Seminar: Structure in a Messy Multimodal World: Towards Trustworthy and Reliable AI
Chris Thomas
Assistant Professor
Department of Computer Science
Virginia Tech
Friday, December 5, 2025
2:30 - 3:45 p.m.
Classroom Building, Room 260
Abstract
Modern AI models that jointly process images, text, and other signals have become remarkably capable, but their behavior is often brittle and hard to interpret. They inherit the messiness of the data they are trained on, and they can be easily pushed off course by misleading inputs, biased training data, or adversarial fine‑tuning. In this talk, I will present two complementary threads of work that use structure to tame this complexity.
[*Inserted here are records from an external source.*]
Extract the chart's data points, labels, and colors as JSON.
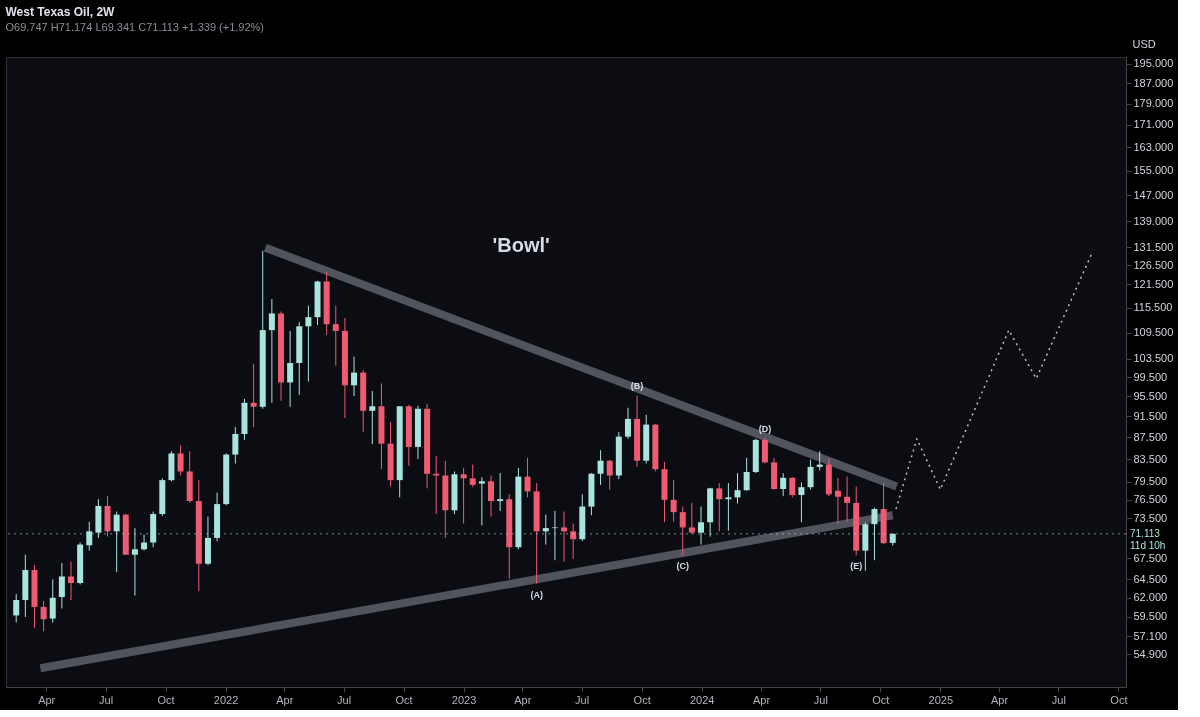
{
  "chart_data": {
    "type": "candlestick",
    "title": "West Texas Oil, 2W",
    "subtitle": "O69.747 H71.174 L69.341 C71.113 +1.339 (+1.92%)",
    "ylabel": "USD",
    "x": [
      "2021-02-14",
      "2021-02-28",
      "2021-03-14",
      "2021-03-28",
      "2021-04-11",
      "2021-04-25",
      "2021-05-09",
      "2021-05-23",
      "2021-06-06",
      "2021-06-20",
      "2021-07-04",
      "2021-07-18",
      "2021-08-01",
      "2021-08-15",
      "2021-08-29",
      "2021-09-12",
      "2021-09-26",
      "2021-10-10",
      "2021-10-24",
      "2021-11-07",
      "2021-11-21",
      "2021-12-05",
      "2021-12-19",
      "2022-01-02",
      "2022-01-16",
      "2022-01-30",
      "2022-02-13",
      "2022-02-27",
      "2022-03-13",
      "2022-03-27",
      "2022-04-10",
      "2022-04-24",
      "2022-05-08",
      "2022-05-22",
      "2022-06-05",
      "2022-06-19",
      "2022-07-03",
      "2022-07-17",
      "2022-07-31",
      "2022-08-14",
      "2022-08-28",
      "2022-09-11",
      "2022-09-25",
      "2022-10-09",
      "2022-10-23",
      "2022-11-06",
      "2022-11-20",
      "2022-12-04",
      "2022-12-18",
      "2023-01-01",
      "2023-01-15",
      "2023-01-29",
      "2023-02-12",
      "2023-02-26",
      "2023-03-12",
      "2023-03-26",
      "2023-04-09",
      "2023-04-23",
      "2023-05-07",
      "2023-05-21",
      "2023-06-04",
      "2023-06-18",
      "2023-07-02",
      "2023-07-16",
      "2023-07-30",
      "2023-08-13",
      "2023-08-27",
      "2023-09-10",
      "2023-09-24",
      "2023-10-08",
      "2023-10-22",
      "2023-11-05",
      "2023-11-19",
      "2023-12-03",
      "2023-12-17",
      "2023-12-31",
      "2024-01-14",
      "2024-01-28",
      "2024-02-11",
      "2024-02-25",
      "2024-03-10",
      "2024-03-24",
      "2024-04-07",
      "2024-04-21",
      "2024-05-05",
      "2024-05-19",
      "2024-06-02",
      "2024-06-16",
      "2024-06-30",
      "2024-07-14",
      "2024-07-28",
      "2024-08-11",
      "2024-08-25",
      "2024-09-08",
      "2024-09-22",
      "2024-10-06",
      "2024-10-20"
    ],
    "ohlc": [
      [
        59.7,
        62.5,
        58.8,
        61.7
      ],
      [
        61.7,
        68.0,
        59.5,
        65.8
      ],
      [
        65.8,
        66.5,
        58.1,
        60.8
      ],
      [
        60.8,
        61.6,
        57.7,
        59.2
      ],
      [
        59.3,
        64.5,
        58.8,
        62.0
      ],
      [
        62.1,
        66.8,
        60.6,
        64.9
      ],
      [
        64.9,
        67.0,
        61.7,
        64.0
      ],
      [
        64.0,
        69.8,
        63.8,
        69.5
      ],
      [
        69.4,
        73.0,
        68.6,
        71.5
      ],
      [
        71.3,
        76.6,
        70.5,
        75.5
      ],
      [
        75.5,
        77.1,
        70.7,
        71.5
      ],
      [
        71.5,
        74.6,
        65.5,
        74.1
      ],
      [
        74.1,
        74.2,
        68.0,
        68.0
      ],
      [
        68.0,
        72.0,
        62.3,
        68.8
      ],
      [
        68.8,
        71.0,
        68.6,
        69.8
      ],
      [
        69.8,
        74.6,
        69.1,
        74.2
      ],
      [
        74.2,
        80.1,
        73.9,
        79.8
      ],
      [
        79.8,
        84.9,
        79.6,
        84.5
      ],
      [
        84.5,
        86.0,
        80.6,
        81.3
      ],
      [
        81.3,
        84.9,
        76.0,
        76.3
      ],
      [
        76.3,
        79.8,
        62.9,
        66.7
      ],
      [
        66.7,
        73.8,
        66.5,
        70.5
      ],
      [
        70.5,
        77.7,
        70.0,
        75.8
      ],
      [
        75.8,
        84.5,
        75.6,
        84.3
      ],
      [
        84.3,
        89.4,
        82.7,
        88.1
      ],
      [
        88.1,
        95.0,
        87.0,
        94.2
      ],
      [
        94.2,
        102.4,
        89.4,
        93.4
      ],
      [
        93.4,
        130.5,
        93.0,
        110.1
      ],
      [
        110.1,
        117.7,
        94.2,
        114.1
      ],
      [
        114.1,
        114.6,
        94.6,
        98.4
      ],
      [
        98.4,
        109.9,
        93.4,
        102.6
      ],
      [
        102.6,
        112.0,
        95.8,
        111.0
      ],
      [
        111.0,
        116.0,
        98.6,
        113.2
      ],
      [
        113.2,
        122.4,
        111.3,
        122.2
      ],
      [
        122.2,
        124.8,
        109.0,
        111.5
      ],
      [
        111.5,
        116.0,
        102.0,
        109.9
      ],
      [
        109.9,
        113.0,
        91.2,
        97.8
      ],
      [
        97.8,
        104.0,
        95.6,
        100.5
      ],
      [
        100.5,
        101.0,
        88.5,
        92.6
      ],
      [
        92.6,
        96.6,
        86.2,
        93.5
      ],
      [
        93.5,
        98.2,
        81.7,
        86.3
      ],
      [
        86.3,
        90.4,
        78.7,
        79.8
      ],
      [
        79.8,
        93.5,
        76.9,
        93.5
      ],
      [
        93.5,
        93.8,
        82.3,
        85.7
      ],
      [
        85.7,
        93.6,
        83.5,
        93.0
      ],
      [
        93.0,
        94.0,
        78.4,
        80.9
      ],
      [
        80.9,
        84.0,
        74.2,
        80.6
      ],
      [
        80.6,
        83.2,
        70.5,
        74.8
      ],
      [
        74.8,
        81.3,
        74.2,
        80.8
      ],
      [
        80.8,
        81.9,
        72.7,
        80.1
      ],
      [
        80.1,
        82.5,
        78.6,
        79.0
      ],
      [
        79.2,
        80.3,
        72.4,
        79.6
      ],
      [
        79.6,
        80.6,
        73.8,
        76.3
      ],
      [
        76.3,
        81.0,
        74.7,
        76.6
      ],
      [
        76.6,
        77.4,
        64.6,
        69.1
      ],
      [
        69.1,
        81.9,
        68.8,
        80.4
      ],
      [
        80.4,
        83.7,
        76.9,
        77.9
      ],
      [
        77.9,
        79.3,
        63.9,
        71.5
      ],
      [
        71.5,
        74.1,
        69.5,
        72.0
      ],
      [
        72.0,
        74.7,
        67.2,
        72.1
      ],
      [
        72.1,
        74.6,
        67.0,
        71.5
      ],
      [
        71.5,
        72.7,
        67.4,
        70.3
      ],
      [
        70.3,
        77.4,
        70.0,
        75.4
      ],
      [
        75.4,
        81.0,
        74.0,
        80.9
      ],
      [
        80.9,
        85.1,
        79.0,
        83.2
      ],
      [
        83.2,
        83.3,
        78.2,
        80.6
      ],
      [
        80.6,
        88.5,
        80.0,
        87.6
      ],
      [
        87.6,
        93.2,
        87.2,
        91.0
      ],
      [
        91.0,
        95.7,
        82.1,
        83.2
      ],
      [
        83.2,
        91.8,
        82.7,
        89.9
      ],
      [
        89.9,
        90.0,
        81.3,
        81.7
      ],
      [
        81.7,
        83.0,
        72.9,
        76.5
      ],
      [
        76.5,
        79.8,
        73.0,
        74.5
      ],
      [
        74.5,
        75.4,
        67.9,
        72.1
      ],
      [
        72.1,
        76.0,
        71.1,
        71.3
      ],
      [
        71.3,
        75.4,
        69.5,
        72.9
      ],
      [
        72.9,
        78.5,
        70.7,
        78.4
      ],
      [
        78.4,
        79.3,
        71.5,
        76.6
      ],
      [
        76.6,
        79.3,
        71.6,
        76.9
      ],
      [
        76.9,
        81.0,
        75.9,
        78.1
      ],
      [
        78.1,
        83.7,
        78.0,
        81.2
      ],
      [
        81.2,
        87.2,
        81.0,
        87.0
      ],
      [
        87.0,
        87.4,
        82.7,
        82.9
      ],
      [
        82.9,
        83.7,
        78.2,
        78.3
      ],
      [
        78.3,
        81.0,
        77.1,
        80.2
      ],
      [
        80.2,
        80.3,
        76.9,
        77.3
      ],
      [
        77.3,
        79.4,
        72.9,
        78.6
      ],
      [
        78.6,
        83.4,
        78.2,
        82.1
      ],
      [
        82.1,
        84.9,
        81.5,
        82.5
      ],
      [
        82.5,
        83.6,
        77.1,
        77.4
      ],
      [
        78.0,
        80.2,
        72.7,
        77.0
      ],
      [
        77.0,
        80.4,
        73.0,
        76.0
      ],
      [
        76.0,
        78.7,
        67.9,
        68.6
      ],
      [
        68.6,
        72.9,
        65.7,
        72.6
      ],
      [
        72.6,
        75.2,
        67.2,
        75.0
      ],
      [
        75.0,
        79.3,
        69.6,
        69.7
      ],
      [
        69.747,
        71.174,
        69.341,
        71.113
      ]
    ],
    "colors": [
      "#a9e5df",
      "#a9e5df",
      "#ef5b73",
      "#ef5b73",
      "#a9e5df",
      "#a9e5df",
      "#ef5b73",
      "#a9e5df",
      "#a9e5df",
      "#a9e5df",
      "#ef5b73",
      "#a9e5df",
      "#ef5b73",
      "#a9e5df",
      "#a9e5df",
      "#a9e5df",
      "#a9e5df",
      "#a9e5df",
      "#ef5b73",
      "#ef5b73",
      "#ef5b73",
      "#a9e5df",
      "#a9e5df",
      "#a9e5df",
      "#a9e5df",
      "#a9e5df",
      "#ef5b73",
      "#a9e5df",
      "#a9e5df",
      "#ef5b73",
      "#a9e5df",
      "#a9e5df",
      "#a9e5df",
      "#a9e5df",
      "#ef5b73",
      "#ef5b73",
      "#ef5b73",
      "#a9e5df",
      "#ef5b73",
      "#a9e5df",
      "#ef5b73",
      "#ef5b73",
      "#a9e5df",
      "#ef5b73",
      "#a9e5df",
      "#ef5b73",
      "#ef5b73",
      "#ef5b73",
      "#a9e5df",
      "#ef5b73",
      "#ef5b73",
      "#a9e5df",
      "#ef5b73",
      "#a9e5df",
      "#ef5b73",
      "#a9e5df",
      "#ef5b73",
      "#ef5b73",
      "#a9e5df",
      "#a9e5df",
      "#ef5b73",
      "#ef5b73",
      "#a9e5df",
      "#a9e5df",
      "#a9e5df",
      "#ef5b73",
      "#a9e5df",
      "#a9e5df",
      "#ef5b73",
      "#a9e5df",
      "#ef5b73",
      "#ef5b73",
      "#ef5b73",
      "#ef5b73",
      "#ef5b73",
      "#a9e5df",
      "#a9e5df",
      "#ef5b73",
      "#a9e5df",
      "#a9e5df",
      "#a9e5df",
      "#a9e5df",
      "#ef5b73",
      "#ef5b73",
      "#a9e5df",
      "#ef5b73",
      "#a9e5df",
      "#a9e5df",
      "#a9e5df",
      "#ef5b73",
      "#ef5b73",
      "#ef5b73",
      "#ef5b73",
      "#a9e5df",
      "#a9e5df",
      "#ef5b73",
      "#a9e5df"
    ],
    "series": [
      {
        "type": "line",
        "color": "#8c909a",
        "line_style": "solid",
        "x": [
          "2022-03-03",
          "2024-10-26"
        ],
        "values": [
          131.4,
          78.7
        ]
      },
      {
        "type": "line",
        "color": "#8c909a",
        "line_style": "solid",
        "x": [
          "2021-03-23",
          "2024-10-20"
        ],
        "values": [
          53.3,
          74.0
        ]
      },
      {
        "type": "line",
        "color": "#d0d0d0",
        "line_style": "dotted",
        "x": [
          "2024-10-25",
          "2024-11-26",
          "2025-01-01",
          "2025-04-16",
          "2025-05-28",
          "2025-08-22"
        ],
        "values": [
          75.0,
          87.2,
          78.2,
          110.1,
          99.2,
          130.1
        ]
      }
    ],
    "xlim": [
      "2021-02-06",
      "2025-10-05"
    ],
    "xticks": [
      {
        "value": "2021-04-01",
        "label": "Apr"
      },
      {
        "value": "2021-07-01",
        "label": "Jul"
      },
      {
        "value": "2021-10-01",
        "label": "Oct"
      },
      {
        "value": "2022-01-01",
        "label": "2022"
      },
      {
        "value": "2022-04-01",
        "label": "Apr"
      },
      {
        "value": "2022-07-01",
        "label": "Jul"
      },
      {
        "value": "2022-10-01",
        "label": "Oct"
      },
      {
        "value": "2023-01-01",
        "label": "2023"
      },
      {
        "value": "2023-04-01",
        "label": "Apr"
      },
      {
        "value": "2023-07-01",
        "label": "Jul"
      },
      {
        "value": "2023-10-01",
        "label": "Oct"
      },
      {
        "value": "2024-01-01",
        "label": "2024"
      },
      {
        "value": "2024-04-01",
        "label": "Apr"
      },
      {
        "value": "2024-07-01",
        "label": "Jul"
      },
      {
        "value": "2024-10-01",
        "label": "Oct"
      },
      {
        "value": "2025-01-01",
        "label": "2025"
      },
      {
        "value": "2025-04-01",
        "label": "Apr"
      },
      {
        "value": "2025-07-01",
        "label": "Jul"
      },
      {
        "value": "2025-10-01",
        "label": "Oct"
      }
    ],
    "ylim": [
      51.2,
      197.8
    ],
    "log": true,
    "grid": false,
    "yticks": [
      {
        "value": 54.9,
        "label": "54.900"
      },
      {
        "value": 57.1,
        "label": "57.100"
      },
      {
        "value": 59.5,
        "label": "59.500"
      },
      {
        "value": 62,
        "label": "62.000"
      },
      {
        "value": 64.5,
        "label": "64.500"
      },
      {
        "value": 67.5,
        "label": "67.500"
      },
      {
        "value": 73.5,
        "label": "73.500"
      },
      {
        "value": 76.5,
        "label": "76.500"
      },
      {
        "value": 79.5,
        "label": "79.500"
      },
      {
        "value": 83.5,
        "label": "83.500"
      },
      {
        "value": 87.5,
        "label": "87.500"
      },
      {
        "value": 91.5,
        "label": "91.500"
      },
      {
        "value": 95.5,
        "label": "95.500"
      },
      {
        "value": 99.5,
        "label": "99.500"
      },
      {
        "value": 103.5,
        "label": "103.500"
      },
      {
        "value": 109.5,
        "label": "109.500"
      },
      {
        "value": 115.5,
        "label": "115.500"
      },
      {
        "value": 121.5,
        "label": "121.500"
      },
      {
        "value": 126.5,
        "label": "126.500"
      },
      {
        "value": 131.5,
        "label": "131.500"
      },
      {
        "value": 139,
        "label": "139.000"
      },
      {
        "value": 147,
        "label": "147.000"
      },
      {
        "value": 155,
        "label": "155.000"
      },
      {
        "value": 163,
        "label": "163.000"
      },
      {
        "value": 171,
        "label": "171.000"
      },
      {
        "value": 179,
        "label": "179.000"
      },
      {
        "value": 187,
        "label": "187.000"
      },
      {
        "value": 195,
        "label": "195.000"
      }
    ],
    "ref_lines": [
      {
        "axis": "y",
        "value": 71.113,
        "label": "71.113\n11d 10h",
        "color": "#a9e5df",
        "line_style": "dotted"
      }
    ],
    "annotations": [
      "'Bowl'",
      {
        "text": "(A)",
        "x": "2023-04-23",
        "y": 63.9
      },
      {
        "text": "(B)",
        "x": "2023-09-24",
        "y": 95.7
      },
      {
        "text": "(C)",
        "x": "2023-12-03",
        "y": 67.9
      },
      {
        "text": "(D)",
        "x": "2024-04-07",
        "y": 87.4
      },
      {
        "text": "(E)",
        "x": "2024-08-25",
        "y": 67.9
      }
    ]
  }
}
The first thread focuses on structured semantic representations for trustworthy multimodal reasoning. I will describe how we use fine‑grained knowledge structures to reason over complex collections of multimodal data, and how these representations can supervise downstream models and tasks. I will then discuss our work on polysemous vision-language understanding, which imposes semantic structure on embedding spaces and improves robustness to non‑literal language and user intent.
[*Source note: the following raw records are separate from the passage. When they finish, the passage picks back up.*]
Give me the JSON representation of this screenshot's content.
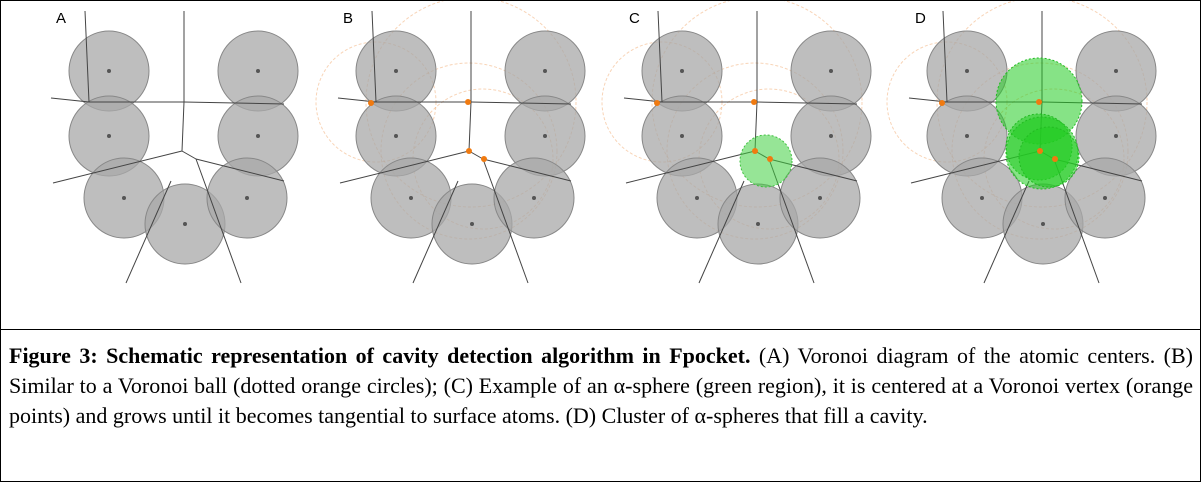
{
  "figure": {
    "panels": [
      {
        "label": "A"
      },
      {
        "label": "B"
      },
      {
        "label": "C"
      },
      {
        "label": "D"
      }
    ],
    "caption": {
      "bold": "Figure 3: Schematic representation of cavity detection algorithm in Fpocket.",
      "text": " (A) Voronoi diagram of the atomic centers. (B) Similar to a Voronoi ball (dotted orange circles); (C) Example of an α-sphere (green region), it is centered at a Voronoi vertex (orange points) and grows until it becomes tangential to surface atoms. (D) Cluster of α-spheres that fill a cavity."
    }
  }
}
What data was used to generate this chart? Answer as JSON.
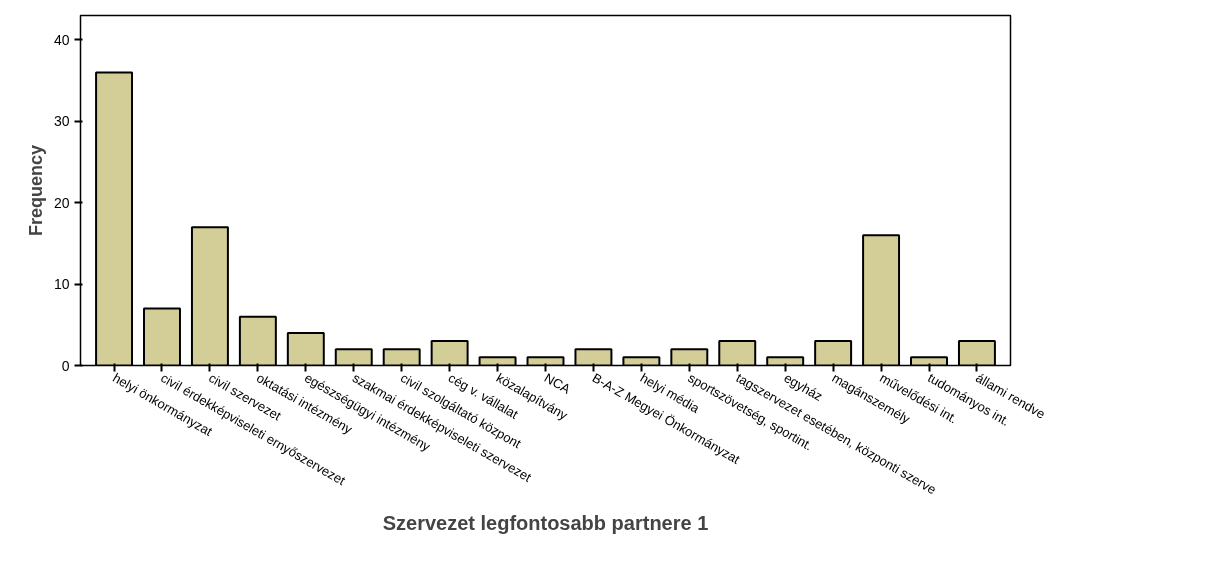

The second thread concerns robustness and safety, where we impose structure on model behavior and training dynamics. I will describe methods that defend vision–language models against data poisoning and backdoors using fine‑grained knowledge, and briefly highlight our recent work on multimodal bias that exposes shortcuts in large vision-language models. I will conclude by describing a new model immunization method that treats malicious fine‑tuning as a dynamical system and shapes its long‑term behavior to prevent downstream misuse of these models.
Biography
Chris Thomas is an Assistant Professor in the Department of Computer Science at Virginia Tech and a core faculty member in the Sanghani Center for Artificial Intelligence and Data Analytics. His research lies at the intersection of computer vision, natural language processing, and machine learning, with a focus on trustworthy and robust multimodal AI. His research has appeared in leading venues including NeurIPS, CVPR, ECCV, ACL, EMNLP, AAAI, among others, and has been covered in outlets such as Columbia Engineering Magazine and The New Yorker. Thomas is a recipient of a 2025 Google Research Scholar Award and serves as an area chair for a number of leading AI venues.